The government has also failed to reduce the budget deficit at 4 percent of the GDP. The FRDL Act, 2005 requires that the federal government take measures to reduce federal fiscal deficit to four percent of gross domestic product during the three years, beginning from the financial year 2018-19. The federal fiscal deficit (excluding grants) was recorded at Rs 3,635 billion or 9.4 percent of GDP during FY 2018-19, thus, remaining higher than the threshold of 4 percent.
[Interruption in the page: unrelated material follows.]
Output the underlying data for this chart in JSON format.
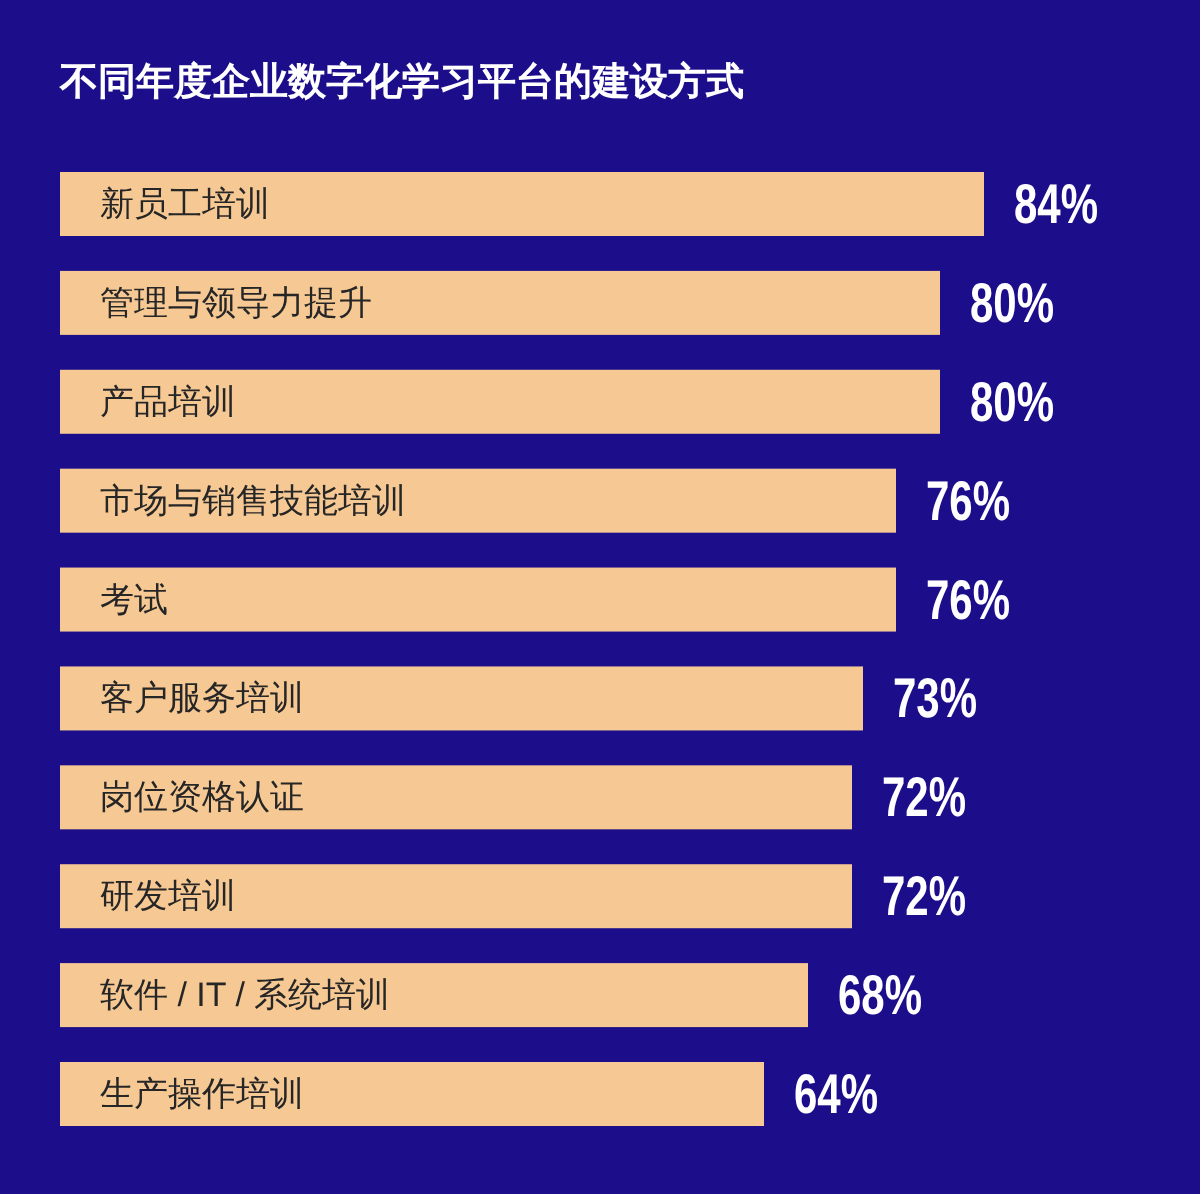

The report revealed that Pakistan’s total public debt and liabilities were recorded at Rs41,489 billion (94.3 percent of the GDP) by the end of September 2019. The country’s total public debt has reached Rs 34,241 billion at end September 2019 registering an increase of Rs 1,533 billion during first quarter of current fiscal year. Domestic debt registered an increase of Rs 1,918 billion during first quarter of FY 2019-20 while government borrowing for financing of federal fiscal deficit from domestic sources was only Rs 308 billion during the said period. Meanwhile, External Debt Liabilities (EDL) was recorded at US$ 106.3 billion by end June 2019, registering an increase of US$ 11.1 billion compared to an increase of US$ 11.8 billion recorded a year earlier.

The federal government has vowed to reduce the debt to GDP in next five years. Beginning from the financial year 2018-19 total public debt shall be reduced by 0.5 percent every year and from 2023-24 and going up to financial year 2032-33 a reduction of 0.75 percent every year to reduce the total public debt to fifty percent of the estimated gross domestic product and thereafter maintaining it to fifty percent or less of the estimated gross domestic product.

Meanwhile, the government said that no new guarantees would be issued for rupee lending, bonds, rates of return, output purchase agreements and all other claims and commitments that may be prescribed, from time to time, for any amount exceeding two percent of the estimated gross domestic product in any financial year: Provided that the renewal of existing guarantees shall be considered as issuing a new guarantee.

Government is committed to achieve the targets outlined in Fiscal Responsibility and Debt Limitation Act, 2005. Going forward, the government said following are the main priorities with respect to public debt management over the medium term: government objective is to bring and maintain its Public Debt-to-GDP and Debt Service-to-Revenue ratios to sustainable levels through a combination of greater revenue mobilization, rationalization of current expenditure and efficient/productive utilization of debt. For domestic debt market development, the government is planning to introduce various new instruments with the objective to meet government financing requirements at the lowest possible cost while providing additional avenue to investor in-line with their investment horizon and risk appetite / preference. Government intends to broaden the universe of Shariah compliant securities (domestic as well as international). Lengthening of maturity profile of domestic debt through enhanced mobilization from medium to long term government securities will remain priority to reduce the re-financing and interest rate risks of domestic debt portfolio. Government will continue to seek long term concessional loans for development purposes.

Meanwhile, the government is also taking necessary steps for ensuring fiscal discipline and consolidation, stabilizing the economy and accelerating growth. Accordingly, the government has started revamping the economy through structural reforms and stabilization measures such as broadening the tax base, reforming the Public Sector Enterprises (PSEs) and reducing the fiscal deficit, while ensuring that social safety net and development spending are not only protected but enhanced considerably. All these measures are expected to bring stability leading to gradual reduction in the fiscal deficit over next few years and subsequently would reduce the country’s reliance on additional debt.